As a first step in developing compartment-specific markers for protein trafficking within Theileria parva, we have isolated cDNAs encoding homologues of the small GTP binding proteins Rab1 and Rab4. The T. parva homologue of Rab1 (TpRab1), a protein which regulates vesicular transport between the endoplasmic reticulum and cis golgi in other organisms, was unusual in that it contained a unique 17 amino acid C-terminal extension. The C-terminal motif sequence KCT (XCX) contrasted with the CXC or XCC motifs which act as as signals for isoprenylation by geranylgeranyl in most Rab proteins, including all known Rab1 homologues, in containing only a single cysteine. [C14]mevalonic acid lactone and [H3]geranylgeranyl pyrophosphate were specifically incorporated into recombinant TpRab1 in vitro, demonstrating that the novel motif was functional for isoprenylation.
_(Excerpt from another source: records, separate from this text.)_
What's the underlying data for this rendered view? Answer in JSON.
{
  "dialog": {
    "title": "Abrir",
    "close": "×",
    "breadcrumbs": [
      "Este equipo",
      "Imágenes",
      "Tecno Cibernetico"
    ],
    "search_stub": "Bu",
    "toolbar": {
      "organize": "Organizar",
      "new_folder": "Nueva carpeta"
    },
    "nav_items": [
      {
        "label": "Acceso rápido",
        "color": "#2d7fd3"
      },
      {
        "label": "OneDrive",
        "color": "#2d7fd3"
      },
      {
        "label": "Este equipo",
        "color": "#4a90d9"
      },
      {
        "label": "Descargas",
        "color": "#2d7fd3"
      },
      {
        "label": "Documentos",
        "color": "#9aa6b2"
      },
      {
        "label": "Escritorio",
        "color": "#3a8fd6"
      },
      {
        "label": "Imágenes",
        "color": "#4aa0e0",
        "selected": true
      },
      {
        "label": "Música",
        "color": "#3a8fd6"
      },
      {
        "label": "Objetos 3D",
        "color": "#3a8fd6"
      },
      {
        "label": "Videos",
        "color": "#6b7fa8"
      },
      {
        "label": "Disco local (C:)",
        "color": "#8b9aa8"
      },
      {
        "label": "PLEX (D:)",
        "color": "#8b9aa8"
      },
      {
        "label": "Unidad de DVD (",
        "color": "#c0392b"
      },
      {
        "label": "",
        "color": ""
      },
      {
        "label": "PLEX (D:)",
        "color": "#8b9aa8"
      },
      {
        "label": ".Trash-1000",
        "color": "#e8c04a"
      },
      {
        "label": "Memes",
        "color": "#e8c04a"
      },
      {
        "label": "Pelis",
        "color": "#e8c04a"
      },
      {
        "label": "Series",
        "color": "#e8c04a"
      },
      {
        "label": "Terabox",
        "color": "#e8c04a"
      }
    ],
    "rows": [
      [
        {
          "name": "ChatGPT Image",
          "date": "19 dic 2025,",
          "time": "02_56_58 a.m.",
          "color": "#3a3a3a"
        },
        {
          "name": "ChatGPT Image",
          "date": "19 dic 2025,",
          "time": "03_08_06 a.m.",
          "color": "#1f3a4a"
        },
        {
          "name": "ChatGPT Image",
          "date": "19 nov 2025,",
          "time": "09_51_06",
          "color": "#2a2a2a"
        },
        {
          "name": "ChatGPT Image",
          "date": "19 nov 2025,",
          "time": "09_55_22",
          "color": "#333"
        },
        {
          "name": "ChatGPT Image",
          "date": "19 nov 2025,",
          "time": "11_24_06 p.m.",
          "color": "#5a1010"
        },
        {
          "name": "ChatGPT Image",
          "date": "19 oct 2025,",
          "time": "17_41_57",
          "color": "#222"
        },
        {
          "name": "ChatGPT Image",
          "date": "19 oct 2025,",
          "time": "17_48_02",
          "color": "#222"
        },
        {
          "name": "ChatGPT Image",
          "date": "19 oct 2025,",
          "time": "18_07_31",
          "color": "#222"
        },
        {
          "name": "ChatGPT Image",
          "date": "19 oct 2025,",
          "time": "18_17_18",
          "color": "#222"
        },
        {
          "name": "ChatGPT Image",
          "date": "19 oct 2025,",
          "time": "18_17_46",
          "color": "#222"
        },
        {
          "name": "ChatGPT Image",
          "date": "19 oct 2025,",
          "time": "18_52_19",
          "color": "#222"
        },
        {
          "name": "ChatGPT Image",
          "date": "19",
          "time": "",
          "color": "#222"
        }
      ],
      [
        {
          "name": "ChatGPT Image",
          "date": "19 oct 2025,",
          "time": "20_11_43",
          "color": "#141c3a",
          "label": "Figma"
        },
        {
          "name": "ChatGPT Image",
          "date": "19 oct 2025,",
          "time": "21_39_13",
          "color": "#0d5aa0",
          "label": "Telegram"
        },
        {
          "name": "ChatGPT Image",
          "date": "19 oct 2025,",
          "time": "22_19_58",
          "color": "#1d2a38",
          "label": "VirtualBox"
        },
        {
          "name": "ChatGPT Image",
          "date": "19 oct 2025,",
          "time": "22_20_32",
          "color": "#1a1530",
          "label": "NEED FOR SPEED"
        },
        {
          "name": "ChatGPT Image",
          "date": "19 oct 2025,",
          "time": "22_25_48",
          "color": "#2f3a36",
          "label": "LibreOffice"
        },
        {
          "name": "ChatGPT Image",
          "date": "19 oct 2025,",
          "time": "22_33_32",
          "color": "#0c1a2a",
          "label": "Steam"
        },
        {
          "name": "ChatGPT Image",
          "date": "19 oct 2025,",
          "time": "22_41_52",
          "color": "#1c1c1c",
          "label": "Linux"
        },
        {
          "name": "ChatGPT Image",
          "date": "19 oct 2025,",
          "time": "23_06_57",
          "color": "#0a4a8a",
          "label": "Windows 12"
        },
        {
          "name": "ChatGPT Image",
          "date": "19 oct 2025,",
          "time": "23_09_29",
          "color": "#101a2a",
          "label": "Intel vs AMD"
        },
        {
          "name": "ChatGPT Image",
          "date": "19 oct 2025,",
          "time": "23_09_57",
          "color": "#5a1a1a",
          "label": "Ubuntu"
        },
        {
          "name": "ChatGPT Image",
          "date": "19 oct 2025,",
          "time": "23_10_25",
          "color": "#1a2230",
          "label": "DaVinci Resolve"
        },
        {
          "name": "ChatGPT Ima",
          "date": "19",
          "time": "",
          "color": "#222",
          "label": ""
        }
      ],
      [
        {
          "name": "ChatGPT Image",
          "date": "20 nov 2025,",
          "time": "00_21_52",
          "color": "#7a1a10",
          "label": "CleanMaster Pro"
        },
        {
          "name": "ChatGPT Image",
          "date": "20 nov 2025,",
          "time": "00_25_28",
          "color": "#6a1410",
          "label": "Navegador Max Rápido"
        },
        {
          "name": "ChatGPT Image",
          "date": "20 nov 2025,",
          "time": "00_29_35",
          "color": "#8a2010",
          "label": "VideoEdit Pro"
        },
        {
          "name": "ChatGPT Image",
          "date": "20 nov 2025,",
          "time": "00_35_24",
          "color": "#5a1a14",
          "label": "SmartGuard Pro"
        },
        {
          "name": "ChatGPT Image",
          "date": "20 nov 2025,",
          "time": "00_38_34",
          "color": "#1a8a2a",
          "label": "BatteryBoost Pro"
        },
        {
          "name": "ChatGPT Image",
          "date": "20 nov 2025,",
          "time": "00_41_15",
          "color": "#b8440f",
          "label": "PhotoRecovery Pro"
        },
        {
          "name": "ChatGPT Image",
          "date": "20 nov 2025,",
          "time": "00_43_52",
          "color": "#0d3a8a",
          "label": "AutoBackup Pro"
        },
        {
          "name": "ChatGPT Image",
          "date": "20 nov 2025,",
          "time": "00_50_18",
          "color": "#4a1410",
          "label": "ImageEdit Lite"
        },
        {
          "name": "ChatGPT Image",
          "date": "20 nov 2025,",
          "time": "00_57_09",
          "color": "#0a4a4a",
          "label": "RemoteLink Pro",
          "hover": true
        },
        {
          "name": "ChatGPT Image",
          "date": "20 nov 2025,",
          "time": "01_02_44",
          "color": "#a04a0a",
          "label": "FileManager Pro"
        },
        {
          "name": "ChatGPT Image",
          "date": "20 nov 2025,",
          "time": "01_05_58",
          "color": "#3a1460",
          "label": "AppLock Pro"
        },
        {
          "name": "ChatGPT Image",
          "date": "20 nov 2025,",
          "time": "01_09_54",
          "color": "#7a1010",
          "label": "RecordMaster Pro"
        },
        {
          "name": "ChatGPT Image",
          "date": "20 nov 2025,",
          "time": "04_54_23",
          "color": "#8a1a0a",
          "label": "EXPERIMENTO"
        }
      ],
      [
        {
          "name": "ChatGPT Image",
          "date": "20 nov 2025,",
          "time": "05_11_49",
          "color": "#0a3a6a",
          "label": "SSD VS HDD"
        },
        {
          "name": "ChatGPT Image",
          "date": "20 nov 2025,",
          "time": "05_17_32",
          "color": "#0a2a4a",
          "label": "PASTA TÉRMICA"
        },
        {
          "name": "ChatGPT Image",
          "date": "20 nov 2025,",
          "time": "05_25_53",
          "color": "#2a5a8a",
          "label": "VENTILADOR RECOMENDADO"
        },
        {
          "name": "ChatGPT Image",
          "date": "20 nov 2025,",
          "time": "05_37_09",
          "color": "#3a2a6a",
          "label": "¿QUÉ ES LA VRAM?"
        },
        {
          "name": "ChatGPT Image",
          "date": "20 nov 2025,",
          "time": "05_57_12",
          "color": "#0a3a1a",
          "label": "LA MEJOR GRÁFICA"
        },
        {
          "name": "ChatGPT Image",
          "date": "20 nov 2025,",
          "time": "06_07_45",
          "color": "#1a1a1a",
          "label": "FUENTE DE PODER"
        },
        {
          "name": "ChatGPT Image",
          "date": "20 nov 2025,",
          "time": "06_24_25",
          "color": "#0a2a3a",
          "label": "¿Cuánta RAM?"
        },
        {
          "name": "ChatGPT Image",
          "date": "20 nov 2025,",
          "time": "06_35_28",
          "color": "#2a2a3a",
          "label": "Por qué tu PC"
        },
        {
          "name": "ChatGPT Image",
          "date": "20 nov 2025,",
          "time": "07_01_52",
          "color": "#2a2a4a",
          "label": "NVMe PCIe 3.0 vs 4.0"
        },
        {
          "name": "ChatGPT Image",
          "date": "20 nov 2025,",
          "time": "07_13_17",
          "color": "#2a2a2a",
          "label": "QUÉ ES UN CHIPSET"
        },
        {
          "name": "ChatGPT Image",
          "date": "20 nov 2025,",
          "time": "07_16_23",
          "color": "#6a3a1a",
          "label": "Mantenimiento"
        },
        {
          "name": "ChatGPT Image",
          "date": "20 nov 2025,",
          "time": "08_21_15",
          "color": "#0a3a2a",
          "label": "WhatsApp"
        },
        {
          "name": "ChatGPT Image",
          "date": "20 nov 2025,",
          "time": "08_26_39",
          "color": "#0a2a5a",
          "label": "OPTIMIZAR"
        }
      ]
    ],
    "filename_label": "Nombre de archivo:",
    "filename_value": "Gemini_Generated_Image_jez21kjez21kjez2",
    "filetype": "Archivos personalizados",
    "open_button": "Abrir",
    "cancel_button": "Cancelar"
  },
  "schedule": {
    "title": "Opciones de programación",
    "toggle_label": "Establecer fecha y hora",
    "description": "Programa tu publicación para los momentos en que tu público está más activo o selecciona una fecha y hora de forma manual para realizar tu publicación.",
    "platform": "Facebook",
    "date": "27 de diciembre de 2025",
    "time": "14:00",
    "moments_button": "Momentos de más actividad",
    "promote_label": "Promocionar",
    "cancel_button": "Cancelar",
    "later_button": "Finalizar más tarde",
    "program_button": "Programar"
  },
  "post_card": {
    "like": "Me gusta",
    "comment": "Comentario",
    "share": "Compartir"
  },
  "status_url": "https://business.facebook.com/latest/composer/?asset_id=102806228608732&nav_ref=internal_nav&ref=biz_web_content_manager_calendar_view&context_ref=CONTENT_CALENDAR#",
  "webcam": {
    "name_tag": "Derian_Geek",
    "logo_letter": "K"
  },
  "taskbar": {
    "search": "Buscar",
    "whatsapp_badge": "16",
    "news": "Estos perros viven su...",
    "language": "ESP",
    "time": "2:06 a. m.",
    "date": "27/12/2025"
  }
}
Recombinant TpRab1 bound radiolabeled GTP, and this binding was inhibited by excess unlabeled GTP and GDP and also partially by ATP. The TpRab1 gene contained four short (34-67 bp) introns with a distinct pattern of occurrence within the protein sequence as compared to the introns of other lower eukaryote Rab1 genes. Immunofluorescence microscopy using antiserum specific for the novel C-terminal peptide in combination with labelling of cells using the nucleic acid-staining dye DAPI, indicated that TpRab1 was located in the vicinity of the schizont nucleus within the infected lymphocyte.